To be honest, there’s not a whole lot in this chapter for me. I’ve already made it clear I could never bring myself to fully like Sarah as a character. I’ve also been looking through various midrashim on Ishmael and Hagar, and a lot of them seem to go out of their way to try to justify Sarah’s actions, so I think later rabbis realized the problem they were given with this figure.
But at the end of the day, why does she have to be perfect? Why does she have to even be likable? Not everyone is. Do we want God to abandon them all? It’s a particularly Lutheran thing to see everyone as both 100% a saint and 100% a sinner, simultaneously. As such, we relish our unlikable heroes in the Bible, the scoundrels, bullies, wimps, and womanizers that God nonetheless cares about and uses for good ends. Sarah was the mother of the Jewish people. She doesn’t have to be mother of the year.
By-the-by, this was the bat mitzvot reading for one of my close friends back in middle school. I really wish I could remember what she said about it.

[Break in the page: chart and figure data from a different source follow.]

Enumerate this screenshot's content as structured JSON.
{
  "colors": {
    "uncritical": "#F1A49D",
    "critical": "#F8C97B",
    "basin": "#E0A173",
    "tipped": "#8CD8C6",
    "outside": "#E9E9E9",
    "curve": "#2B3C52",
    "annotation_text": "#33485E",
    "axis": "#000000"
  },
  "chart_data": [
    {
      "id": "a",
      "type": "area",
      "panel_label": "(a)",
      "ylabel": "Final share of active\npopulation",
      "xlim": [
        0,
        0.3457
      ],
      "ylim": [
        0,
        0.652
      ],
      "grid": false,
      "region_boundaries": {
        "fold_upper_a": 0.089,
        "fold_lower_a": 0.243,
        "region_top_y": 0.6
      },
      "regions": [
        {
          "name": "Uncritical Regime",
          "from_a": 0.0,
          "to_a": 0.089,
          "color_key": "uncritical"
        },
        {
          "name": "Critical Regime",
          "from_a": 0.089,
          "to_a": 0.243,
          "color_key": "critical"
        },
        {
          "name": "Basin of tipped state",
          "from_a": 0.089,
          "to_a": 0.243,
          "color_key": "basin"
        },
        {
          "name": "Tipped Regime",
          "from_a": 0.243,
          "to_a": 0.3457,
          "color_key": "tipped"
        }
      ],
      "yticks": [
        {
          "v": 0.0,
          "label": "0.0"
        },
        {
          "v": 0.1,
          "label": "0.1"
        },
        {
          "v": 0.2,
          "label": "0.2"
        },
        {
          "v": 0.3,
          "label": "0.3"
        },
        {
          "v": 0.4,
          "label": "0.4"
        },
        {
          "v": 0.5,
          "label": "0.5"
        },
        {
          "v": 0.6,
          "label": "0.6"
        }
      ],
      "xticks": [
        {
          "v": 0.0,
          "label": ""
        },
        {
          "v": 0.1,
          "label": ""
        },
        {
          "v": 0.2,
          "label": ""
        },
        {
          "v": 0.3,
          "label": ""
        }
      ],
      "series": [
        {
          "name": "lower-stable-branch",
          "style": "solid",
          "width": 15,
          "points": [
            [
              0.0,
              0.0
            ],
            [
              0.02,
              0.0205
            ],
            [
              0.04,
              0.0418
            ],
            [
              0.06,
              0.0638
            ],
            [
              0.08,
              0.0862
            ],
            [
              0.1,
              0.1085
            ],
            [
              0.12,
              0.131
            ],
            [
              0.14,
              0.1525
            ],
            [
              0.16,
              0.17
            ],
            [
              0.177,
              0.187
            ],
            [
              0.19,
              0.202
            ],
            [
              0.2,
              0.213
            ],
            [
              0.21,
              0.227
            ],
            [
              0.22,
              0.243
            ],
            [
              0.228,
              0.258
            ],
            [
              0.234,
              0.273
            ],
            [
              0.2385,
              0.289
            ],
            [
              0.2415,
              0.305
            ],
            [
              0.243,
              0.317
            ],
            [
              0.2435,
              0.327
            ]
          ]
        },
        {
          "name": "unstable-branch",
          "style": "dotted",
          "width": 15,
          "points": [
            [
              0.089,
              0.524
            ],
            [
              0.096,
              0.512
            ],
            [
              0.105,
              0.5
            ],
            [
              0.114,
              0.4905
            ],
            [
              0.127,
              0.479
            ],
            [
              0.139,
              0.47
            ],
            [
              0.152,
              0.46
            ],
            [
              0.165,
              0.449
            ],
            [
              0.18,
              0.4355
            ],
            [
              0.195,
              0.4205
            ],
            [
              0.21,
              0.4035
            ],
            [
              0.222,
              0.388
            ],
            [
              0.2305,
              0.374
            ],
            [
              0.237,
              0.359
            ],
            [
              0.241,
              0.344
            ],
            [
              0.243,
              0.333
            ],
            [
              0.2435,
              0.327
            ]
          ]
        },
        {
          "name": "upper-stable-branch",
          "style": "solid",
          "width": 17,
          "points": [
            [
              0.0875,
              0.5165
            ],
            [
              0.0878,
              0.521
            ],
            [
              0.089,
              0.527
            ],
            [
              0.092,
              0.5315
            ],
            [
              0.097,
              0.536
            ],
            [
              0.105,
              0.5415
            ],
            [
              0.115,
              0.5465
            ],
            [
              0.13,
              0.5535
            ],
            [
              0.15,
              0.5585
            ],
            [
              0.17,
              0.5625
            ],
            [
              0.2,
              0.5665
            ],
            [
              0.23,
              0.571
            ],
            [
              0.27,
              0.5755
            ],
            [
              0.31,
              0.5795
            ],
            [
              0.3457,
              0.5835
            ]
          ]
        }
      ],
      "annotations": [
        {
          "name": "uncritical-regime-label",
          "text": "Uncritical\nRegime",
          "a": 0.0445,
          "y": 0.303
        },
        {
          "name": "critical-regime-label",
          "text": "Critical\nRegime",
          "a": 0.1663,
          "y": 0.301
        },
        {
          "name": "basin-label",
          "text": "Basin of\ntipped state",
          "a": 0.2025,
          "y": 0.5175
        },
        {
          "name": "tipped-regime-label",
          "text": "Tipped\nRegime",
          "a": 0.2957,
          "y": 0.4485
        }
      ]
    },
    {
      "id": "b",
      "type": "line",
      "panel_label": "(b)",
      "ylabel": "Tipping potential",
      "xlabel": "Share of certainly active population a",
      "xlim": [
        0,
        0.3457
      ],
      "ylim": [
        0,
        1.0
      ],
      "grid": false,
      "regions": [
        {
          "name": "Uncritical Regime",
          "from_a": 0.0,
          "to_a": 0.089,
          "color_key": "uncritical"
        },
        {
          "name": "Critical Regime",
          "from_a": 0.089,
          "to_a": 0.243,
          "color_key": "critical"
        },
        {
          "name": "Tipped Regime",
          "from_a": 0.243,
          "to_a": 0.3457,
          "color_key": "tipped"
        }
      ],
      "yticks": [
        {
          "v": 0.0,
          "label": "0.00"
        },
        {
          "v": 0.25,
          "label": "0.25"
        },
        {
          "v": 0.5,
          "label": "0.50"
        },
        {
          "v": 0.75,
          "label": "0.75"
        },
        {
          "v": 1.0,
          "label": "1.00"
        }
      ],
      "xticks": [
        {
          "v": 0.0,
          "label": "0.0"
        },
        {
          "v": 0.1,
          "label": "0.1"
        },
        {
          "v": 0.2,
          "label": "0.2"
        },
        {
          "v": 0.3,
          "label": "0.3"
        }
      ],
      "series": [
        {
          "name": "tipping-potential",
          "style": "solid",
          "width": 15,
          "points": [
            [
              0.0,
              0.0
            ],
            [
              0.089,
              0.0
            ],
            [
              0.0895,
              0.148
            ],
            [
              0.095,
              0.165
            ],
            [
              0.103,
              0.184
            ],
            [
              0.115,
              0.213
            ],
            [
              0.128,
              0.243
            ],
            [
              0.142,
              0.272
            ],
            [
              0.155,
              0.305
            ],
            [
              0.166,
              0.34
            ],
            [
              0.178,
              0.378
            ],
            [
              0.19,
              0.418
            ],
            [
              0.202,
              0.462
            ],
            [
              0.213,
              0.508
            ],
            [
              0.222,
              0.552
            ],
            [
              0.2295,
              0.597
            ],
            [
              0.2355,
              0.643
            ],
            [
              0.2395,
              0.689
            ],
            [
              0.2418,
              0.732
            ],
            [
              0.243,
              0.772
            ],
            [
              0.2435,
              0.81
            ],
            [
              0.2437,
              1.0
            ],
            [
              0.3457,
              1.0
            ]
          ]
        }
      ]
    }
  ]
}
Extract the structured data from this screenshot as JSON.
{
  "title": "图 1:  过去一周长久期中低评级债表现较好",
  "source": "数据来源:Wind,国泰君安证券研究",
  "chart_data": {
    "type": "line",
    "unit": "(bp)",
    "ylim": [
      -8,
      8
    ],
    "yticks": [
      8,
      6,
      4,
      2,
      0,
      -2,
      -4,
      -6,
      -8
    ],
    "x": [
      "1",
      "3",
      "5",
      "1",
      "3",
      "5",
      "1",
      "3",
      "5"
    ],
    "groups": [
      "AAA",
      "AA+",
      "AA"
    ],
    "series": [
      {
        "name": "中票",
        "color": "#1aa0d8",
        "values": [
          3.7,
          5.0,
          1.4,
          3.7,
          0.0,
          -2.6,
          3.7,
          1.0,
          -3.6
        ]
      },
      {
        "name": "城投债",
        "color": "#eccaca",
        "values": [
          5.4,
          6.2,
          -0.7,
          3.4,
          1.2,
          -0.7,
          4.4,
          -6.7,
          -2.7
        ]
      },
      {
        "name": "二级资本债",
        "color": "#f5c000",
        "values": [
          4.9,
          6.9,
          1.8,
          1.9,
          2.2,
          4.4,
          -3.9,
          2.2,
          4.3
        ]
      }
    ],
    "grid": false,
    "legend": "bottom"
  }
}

I do recall that it involved pointing out that Sarah is the only woman in the Bible whose age is ever mentioned.
The Japanese: itai “the remands,” katawara “beside” (v 3), shoyuu “possession, property,” yuzuru “to turn over, to sell” (v 4), teikyou “offer, tender,” kobamu “to refuse” (v 6), ataramete “formally” (v 7), tsuuyou “popular use, circulation” (v 16).
The next chapter is very long, but I’ll try to do it in a day because I don’t want to get trapped by my Tuesday-and-Wednesdays-are-busy dilemma.